Ullrich Umann
Korrespondent von der GTAI Germany Trade and Invest (GTAI)
+212 522 42 94 25 ullrich.umann@gtai.deVon Ullrich Umann | GTAI
Marokko will nach Informationen der staatlichen Agentur für erneuerbare Energie MASEN im Jahr 2029 mit dem Bau seines ersten Offshore-Windparks beginnen. Nach der Fertigstellung soll der Windpark eine Leistung von 1 Gigawatt haben. Er entsteht vor der Küste von Essaouira.
MASEN (Agence Marocaine de Développement Énergie Durable) dient auch deutschen Unternehmen als zentrale Anlaufstelle in Marokko. Die Agentur ist primär für die Umsetzung von Bauplänen zur Erzeugung grüner Energie verantwortlich.
MASEN arbeitet eng mit dem Ministerium für Energietransition und nachhaltige Entwicklung MTEDD (Ministère de la Transition Énergétique et du Développement Durable) zusammen. Speziell für das geplante Offshore-Vorhaben behält sich das Ministerium sowohl die politische Steuerung als auch die Programmleitung vor. Der staatliche Strom- und Wasserkonzern ONEE (Office National de l'Électricité et de l'Eau Potable) wird wiederum das Offshore-Windfeld an das nationale Verteilernetz anschließen.
Interessierte deutsche Firmen sollten je nach ihrem technischen Schwerpunkt verschiedene marokkanische Behörden und Unternehmen kontaktieren. Erster Anlaufpunkt sollte aber in jedem Fall MASEN sein. ONEE fungiert wiederum als Systemmanager, der für die Netzintegration der Offshore-Windgenerierung in das nationale Übertragungssystem verantwortlich ist. Vorgesehen sind unter anderem Hochspannungs-Unterwasserkabel (66 Kilovolt Inter-Array-Kabel) sowie Onshore-Umwandlungsstationen.
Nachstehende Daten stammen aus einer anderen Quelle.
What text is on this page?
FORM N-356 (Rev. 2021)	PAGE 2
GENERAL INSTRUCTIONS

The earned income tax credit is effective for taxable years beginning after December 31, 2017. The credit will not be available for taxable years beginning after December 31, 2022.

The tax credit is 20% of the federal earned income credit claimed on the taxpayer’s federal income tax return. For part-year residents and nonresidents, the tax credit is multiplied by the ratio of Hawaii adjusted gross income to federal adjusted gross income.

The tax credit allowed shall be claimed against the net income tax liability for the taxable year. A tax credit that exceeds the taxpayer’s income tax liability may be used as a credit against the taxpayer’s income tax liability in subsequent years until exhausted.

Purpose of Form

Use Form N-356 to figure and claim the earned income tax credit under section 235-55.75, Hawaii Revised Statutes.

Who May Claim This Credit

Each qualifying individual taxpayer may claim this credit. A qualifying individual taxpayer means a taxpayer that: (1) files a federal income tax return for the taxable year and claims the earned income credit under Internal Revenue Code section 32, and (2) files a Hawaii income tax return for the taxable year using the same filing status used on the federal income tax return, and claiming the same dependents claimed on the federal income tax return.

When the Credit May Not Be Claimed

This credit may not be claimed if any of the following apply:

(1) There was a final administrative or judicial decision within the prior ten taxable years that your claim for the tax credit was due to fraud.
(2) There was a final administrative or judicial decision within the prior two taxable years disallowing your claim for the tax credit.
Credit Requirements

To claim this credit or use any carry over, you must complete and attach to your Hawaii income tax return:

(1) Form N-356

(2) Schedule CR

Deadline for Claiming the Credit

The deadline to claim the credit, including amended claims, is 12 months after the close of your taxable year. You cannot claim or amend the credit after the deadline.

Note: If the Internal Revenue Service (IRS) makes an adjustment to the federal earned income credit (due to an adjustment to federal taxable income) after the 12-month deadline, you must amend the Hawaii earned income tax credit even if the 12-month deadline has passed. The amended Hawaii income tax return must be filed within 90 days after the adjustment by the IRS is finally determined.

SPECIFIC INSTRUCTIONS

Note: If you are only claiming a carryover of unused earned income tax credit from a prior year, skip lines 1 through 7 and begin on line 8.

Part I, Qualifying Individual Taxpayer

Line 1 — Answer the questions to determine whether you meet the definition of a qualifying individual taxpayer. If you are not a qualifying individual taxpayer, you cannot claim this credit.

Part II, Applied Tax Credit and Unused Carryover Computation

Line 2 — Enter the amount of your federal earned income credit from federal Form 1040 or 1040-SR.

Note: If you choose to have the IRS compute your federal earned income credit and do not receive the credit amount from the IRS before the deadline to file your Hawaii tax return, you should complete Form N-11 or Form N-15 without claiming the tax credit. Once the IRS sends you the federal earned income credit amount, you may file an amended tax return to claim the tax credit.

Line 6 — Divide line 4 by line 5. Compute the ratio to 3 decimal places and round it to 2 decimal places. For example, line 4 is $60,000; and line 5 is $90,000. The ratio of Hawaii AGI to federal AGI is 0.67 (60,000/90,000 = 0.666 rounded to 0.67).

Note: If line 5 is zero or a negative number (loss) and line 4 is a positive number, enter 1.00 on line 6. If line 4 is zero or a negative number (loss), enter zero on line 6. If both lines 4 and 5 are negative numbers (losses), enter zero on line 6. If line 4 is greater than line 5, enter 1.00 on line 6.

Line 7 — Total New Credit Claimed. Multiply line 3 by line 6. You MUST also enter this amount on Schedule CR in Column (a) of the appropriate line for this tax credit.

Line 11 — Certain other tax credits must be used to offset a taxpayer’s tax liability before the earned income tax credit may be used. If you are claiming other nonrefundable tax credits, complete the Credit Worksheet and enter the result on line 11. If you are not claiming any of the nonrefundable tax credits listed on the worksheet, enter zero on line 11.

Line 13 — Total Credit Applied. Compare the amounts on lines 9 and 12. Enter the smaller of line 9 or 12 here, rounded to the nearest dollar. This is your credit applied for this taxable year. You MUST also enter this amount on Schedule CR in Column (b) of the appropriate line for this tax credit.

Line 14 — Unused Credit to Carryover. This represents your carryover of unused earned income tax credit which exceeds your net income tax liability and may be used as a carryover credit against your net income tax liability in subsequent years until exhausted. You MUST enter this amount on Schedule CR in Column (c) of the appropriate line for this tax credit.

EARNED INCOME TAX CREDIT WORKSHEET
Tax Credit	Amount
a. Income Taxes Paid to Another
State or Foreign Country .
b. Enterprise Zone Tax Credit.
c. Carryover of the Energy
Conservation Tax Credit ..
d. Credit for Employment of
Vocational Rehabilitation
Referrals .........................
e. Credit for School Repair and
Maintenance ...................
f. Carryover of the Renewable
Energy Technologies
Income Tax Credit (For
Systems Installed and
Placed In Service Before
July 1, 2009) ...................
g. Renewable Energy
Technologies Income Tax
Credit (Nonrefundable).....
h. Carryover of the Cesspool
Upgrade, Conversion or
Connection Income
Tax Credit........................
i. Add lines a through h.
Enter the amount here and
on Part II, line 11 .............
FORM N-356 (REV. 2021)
Auch sollten deutsche Unternehmen zur Projektvorbereitung Kontakt mit der AHK Marokko aufnehmen, um eine Markteintrittsberatung und B2B-Vernetzung in Anspruch nehmen zu können. Parallel sollten EIB-Ausschreibungen für technische Assistance und Consulting-Dienstleistungen verfolgt werden, die unter anderem auf der GTAI-Internetseite veröffentlicht werden. Zusätzlich empfiehlt sich eine Beteiligung an der Fachveranstaltung Morocco Energy & Sustainability Week (04.07. bis 08.07.2027 in Marrakesch). Diese Veranstaltung gilt als wichtigste regionale Energiekonferenz mit direktem Zugang zu marokkanischen Entscheidungsträgern.
Die ersten Hersteller bringen sich auch schon für die zu erwartenden Ausschreibungen in Position. Darunter befindet sich Siemens Gamesa mit den Fabriken für Rotorblätter und Gondeln in Le Havre. Gondeln könnte der deutsche Konzern wahlweise auch aus Cuxhaven liefern. Der Bau der Fundamente käme für die deutschen Werften Meyer Werft und Lürssen in Frage. GE Renewable Energy fertigt ebenfalls Rotorblätter an, und zwar im französischen Cherbourg sowie Gondeln und Generatoren in Saint-Nazaire. Britische Firmen wiederum verfügen über Spezialschiffe zur Kabelverlegung.